The statement "when CW complex K (S | R) is aspherical" means that the complex K (S | R) does not contain any non-trivial loops, i.e. loops that cannot be continuously contracted to a point. This implies that the fundamental group of K (S | R) is trivial, which means that π1(K (S | R)) = {e}.

The statement "if π2 (K (S | R)) = 0" means that the second homotopy group of the complex K (S | R) is trivial, which means that there are no non-trivial 2-dimensional holes in K (S | R).

Together, these statements imply that the CW complex K (S | R) is a topological space with no non-trivial loops or holes.
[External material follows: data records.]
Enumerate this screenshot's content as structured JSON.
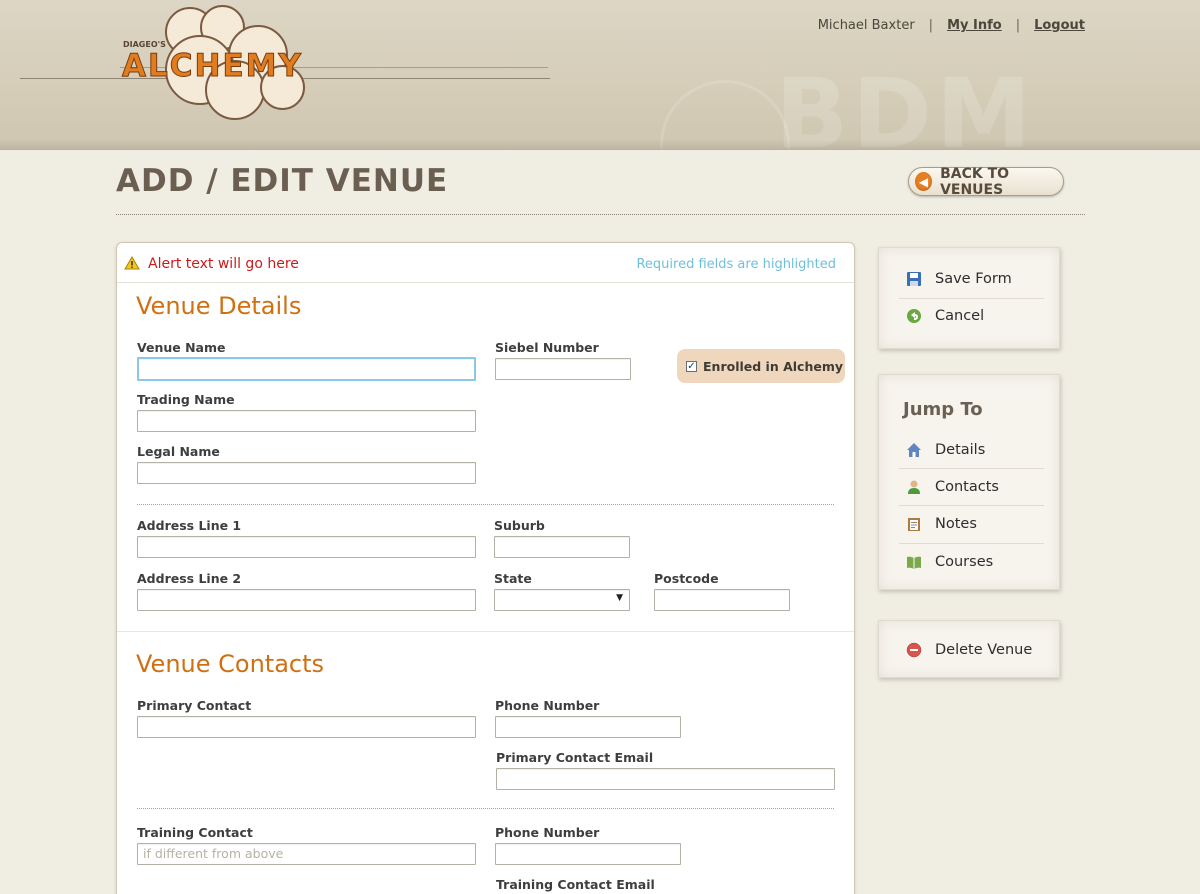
{
  "header": {
    "brand_small": "DIAGEO'S",
    "brand_name": "ALCHEMY",
    "watermark": "BDM",
    "user_name": "Michael Baxter",
    "separator": "|",
    "my_info": "My Info",
    "logout": "Logout"
  },
  "page": {
    "title": "ADD / EDIT VENUE",
    "back_button": "BACK TO VENUES"
  },
  "alert": {
    "text": "Alert text will go here",
    "required_note": "Required fields are highlighted"
  },
  "venue_details": {
    "title": "Venue Details",
    "venue_name_label": "Venue Name",
    "venue_name_value": "",
    "siebel_label": "Siebel Number",
    "siebel_value": "",
    "enrolled_label": "Enrolled in Alchemy",
    "enrolled_checked": true,
    "trading_name_label": "Trading Name",
    "legal_name_label": "Legal Name",
    "address1_label": "Address Line 1",
    "suburb_label": "Suburb",
    "address2_label": "Address Line 2",
    "state_label": "State",
    "state_value": "",
    "postcode_label": "Postcode"
  },
  "venue_contacts": {
    "title": "Venue Contacts",
    "primary_contact_label": "Primary Contact",
    "phone_label": "Phone Number",
    "primary_email_label": "Primary Contact Email",
    "training_contact_label": "Training Contact",
    "training_placeholder": "if different from above",
    "training_phone_label": "Phone Number",
    "training_email_label": "Training Contact Email"
  },
  "actions": {
    "save": "Save Form",
    "cancel": "Cancel"
  },
  "jump_to": {
    "title": "Jump To",
    "items": [
      {
        "label": "Details",
        "icon": "home-icon"
      },
      {
        "label": "Contacts",
        "icon": "person-icon"
      },
      {
        "label": "Notes",
        "icon": "clipboard-icon"
      },
      {
        "label": "Courses",
        "icon": "book-icon"
      }
    ]
  },
  "danger": {
    "delete": "Delete Venue"
  },
  "colors": {
    "accent_orange": "#d07012",
    "alert_red": "#cc1a1a",
    "info_blue": "#6ec0dc",
    "enrolled_bg": "#efd7bd"
  }
}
This is a strong condition that is satisfied by very few spaces, and it is a necessary condition for a space to be aspherical.

In summary, the statement "when CW complex K (S | R) is aspherical" and "if π2 (K (S | R)) = 0" implies that the complex K (S | R) is a topological space with no non-trivial loops or holes, which is a necessary condition for a space to be aspherical.

13 Jan 2023 at 3:55 am [Comment permalink]

#3 Erdos Strauss Conjecture:

To solve the equation 4/n = 1/a + 1/b + 1/c where n ≥ 2, a, b and c are positive integers, we can first multiply both sides of the equation by nabc to get rid of the fractions:

4abc = nab + nbc + nac

We can then group like terms:

4abc = (n + a)(b + c)

Now we can use the fact that n, a, b, and c are positive integers to make some observations:

Since n, a, b and c are positive integers, n, a, b and c must be factors of 4abc.

Since n is greater than or equal to 2, it must be one of the factors of 4abc.

The other factors of 4abc are (n + a), b, and c.

So, to find all the possible values of n, a, b, and c, we must find all the ways to factorize 4abc such that one of the factors is greater than or equal to 2.

4abc = 4 * 1 * 1 * 2 * 3 * 5 = 120

Some possible factorizations are:

n = 2, a = 1, b = 5, c = 12

n = 2, a = 3, b = 5, c = 8

n = 2, a = 4, b = 3, c = 15

n = 2, a = 6, b = 2, c = 20

n = 4, a = 1, b = 3, c = 30

So, the possible solutions to the equation are:

(n,a,b,c) = (2,1,5,12), (2,3,5,8), (2,4,3,15), (2,6,2,20), (4,1,3,30)

It's worth noting that this is not an exhaustive list, but just some of the possible solutions, as there could be infinitely many solutions to this equation.